Она захохотала — не звонко, не театрально. Её смех пролетел по комнате, как ветерок, пробежал по коже. Вивиан вскинула голову, растрепав волосы — и на мгновение стала такой, какой была когда-то: летающей, быстрой, дерзкой.

— Ты невыносим, Кэмерон, — выдохнула она, качнувшись вперёд и взъерошив ему волосы. Он не увернулся, не замер — только чуть прищурился, как кот, которому понравилось.

— А ты… — Рэйф подался вперёд, почти касаясь её лба своим, — …в этой рубашке, точно хочешь, чтобы я молчал?

— Я хочу, чтобы ты заткнулся, пока не сказал ещё одну глупость, — процедила она, но в уголке её рта снова заиграла улыбка. Примирительная, та, что появляется, когда два человека перестают спорить и начинают просто быть.

— Тогда можно я скажу одну умную?

— Одну, но если она окажется тупой, я выгоню тебя в сад, к воробьям, — Рэйф думал, а потом слегка пожал плечами и произнёс с самой серьёзной миной:
— У тебя волосы пахнут мятой. Даже когда ты злишься, вернее особенно когда злишься.

Он замолчал. Ни шутки, ни сарказма. Сказал — и позволил этому висеть в воздухе, как капля дождя, ещё не коснувшаяся земли. Вивиан, вопреки ожиданиям, не нашла, что ответить. Она снова опустила взгляд, но на этот раз не в сторону окна, а на свои руки, скрещённые на коленях. Провела пальцем по внутренней стороне запястья. Раз, другой. Медленно, как будто пыталась стереть то, что от этого признания защекотало кожу изнутри.

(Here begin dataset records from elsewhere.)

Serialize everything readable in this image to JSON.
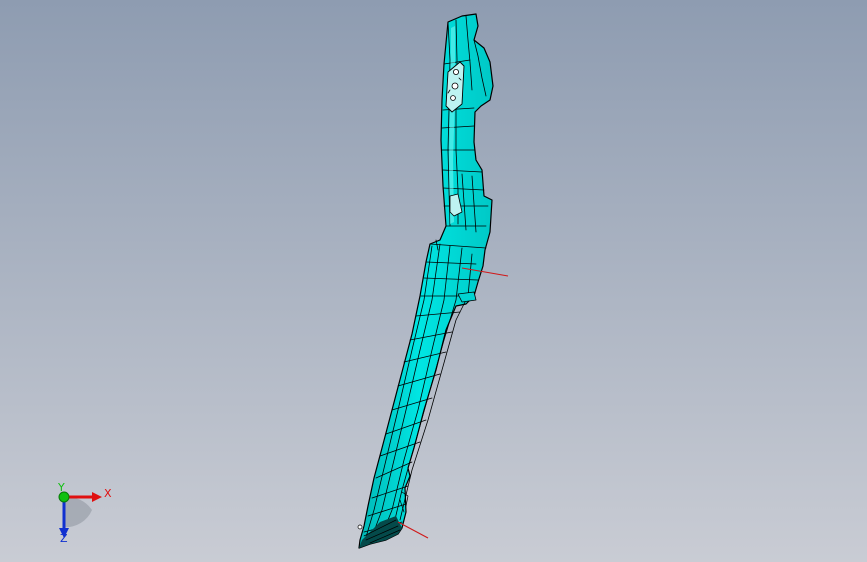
{
  "viewport": {
    "background_top": "#8e9cb1",
    "background_bottom": "#c9ccd4"
  },
  "part": {
    "fill_color": "#00e2e0",
    "edge_color": "#000000",
    "highlight_color": "#7af7f4"
  },
  "triad": {
    "x_label": "X",
    "y_label": "Y",
    "z_label": "Z",
    "x_color": "#e01010",
    "y_color": "#10c010",
    "z_color": "#1030d0"
  },
  "reference_line_color": "#d01818"
}
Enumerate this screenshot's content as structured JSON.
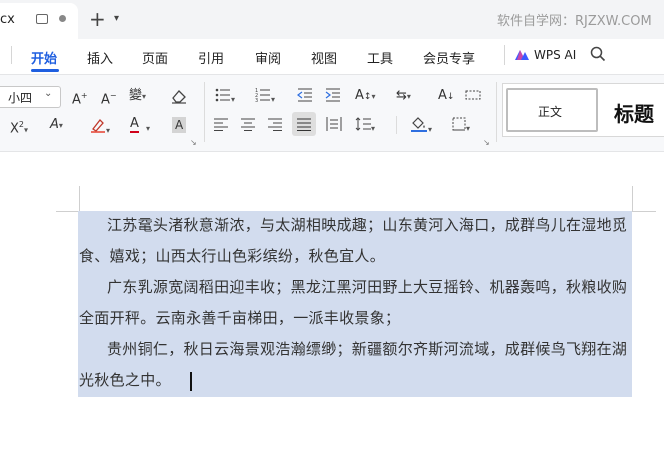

— Я не специально, — пробормотала она. — Просто, шампунь закончился. У Роуз, кажется, остался с мятой.

Рэйф улыбнулся, почти неразличимо, как улыбаются те, кто не хочет пугать.

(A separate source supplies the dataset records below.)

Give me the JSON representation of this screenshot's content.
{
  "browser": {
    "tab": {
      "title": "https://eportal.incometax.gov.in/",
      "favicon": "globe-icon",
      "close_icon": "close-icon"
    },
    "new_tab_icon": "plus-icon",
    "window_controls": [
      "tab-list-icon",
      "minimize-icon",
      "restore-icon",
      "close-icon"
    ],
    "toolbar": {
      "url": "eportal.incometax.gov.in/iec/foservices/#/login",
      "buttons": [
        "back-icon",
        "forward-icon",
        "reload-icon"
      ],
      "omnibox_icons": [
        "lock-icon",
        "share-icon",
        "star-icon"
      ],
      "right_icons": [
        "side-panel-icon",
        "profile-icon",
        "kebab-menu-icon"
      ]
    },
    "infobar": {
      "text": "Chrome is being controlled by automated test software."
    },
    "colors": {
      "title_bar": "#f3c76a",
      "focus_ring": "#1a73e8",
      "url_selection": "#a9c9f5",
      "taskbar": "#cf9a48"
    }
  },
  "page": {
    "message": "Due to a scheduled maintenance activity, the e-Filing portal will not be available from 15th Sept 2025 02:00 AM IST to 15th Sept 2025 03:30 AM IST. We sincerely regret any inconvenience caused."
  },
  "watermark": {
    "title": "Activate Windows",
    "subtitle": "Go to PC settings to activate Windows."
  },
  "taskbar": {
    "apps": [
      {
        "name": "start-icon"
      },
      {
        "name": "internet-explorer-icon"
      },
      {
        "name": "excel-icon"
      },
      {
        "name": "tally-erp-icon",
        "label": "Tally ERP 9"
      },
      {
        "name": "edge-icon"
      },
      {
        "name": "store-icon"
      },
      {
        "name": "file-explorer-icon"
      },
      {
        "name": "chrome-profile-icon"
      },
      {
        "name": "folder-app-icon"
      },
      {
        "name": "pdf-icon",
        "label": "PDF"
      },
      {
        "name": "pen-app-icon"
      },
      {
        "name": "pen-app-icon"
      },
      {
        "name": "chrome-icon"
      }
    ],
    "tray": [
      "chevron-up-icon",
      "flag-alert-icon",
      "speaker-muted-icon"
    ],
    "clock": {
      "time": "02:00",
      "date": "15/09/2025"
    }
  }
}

— А я думал, ты ведьма. Варишь отвары, насылаешь чары, заставляешь приличных парней сходить с ума.

— Ты — и приличный? — фыркнула она, театрально вскинув брови. — Вот уж что точно не пахнет мятой.

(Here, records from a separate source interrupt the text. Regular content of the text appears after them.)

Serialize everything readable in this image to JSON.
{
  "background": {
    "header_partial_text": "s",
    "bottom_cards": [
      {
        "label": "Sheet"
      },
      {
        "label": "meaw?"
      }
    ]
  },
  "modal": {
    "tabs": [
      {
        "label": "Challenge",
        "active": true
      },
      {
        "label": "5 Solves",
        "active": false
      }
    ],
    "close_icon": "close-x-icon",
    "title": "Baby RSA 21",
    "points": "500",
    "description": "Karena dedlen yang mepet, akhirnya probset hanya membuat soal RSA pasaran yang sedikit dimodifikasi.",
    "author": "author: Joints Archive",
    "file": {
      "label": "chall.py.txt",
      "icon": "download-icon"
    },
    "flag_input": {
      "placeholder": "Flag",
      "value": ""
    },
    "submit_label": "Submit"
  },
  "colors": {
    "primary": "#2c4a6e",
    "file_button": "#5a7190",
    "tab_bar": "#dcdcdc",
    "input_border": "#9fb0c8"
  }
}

Он рассмеялся, как смеются дети в пижамах, под одеялами, когда боятся, что родители услышат. Этот смех был редкостью — даже для него.

— Не обижайся, Ви, но ты когда смеёшься, у тебя один глаз дёргается.

— Ты врёшь, — нахмурилась она, поднимаясь на колени, — я смотрелась в зеркало. Всё идеально.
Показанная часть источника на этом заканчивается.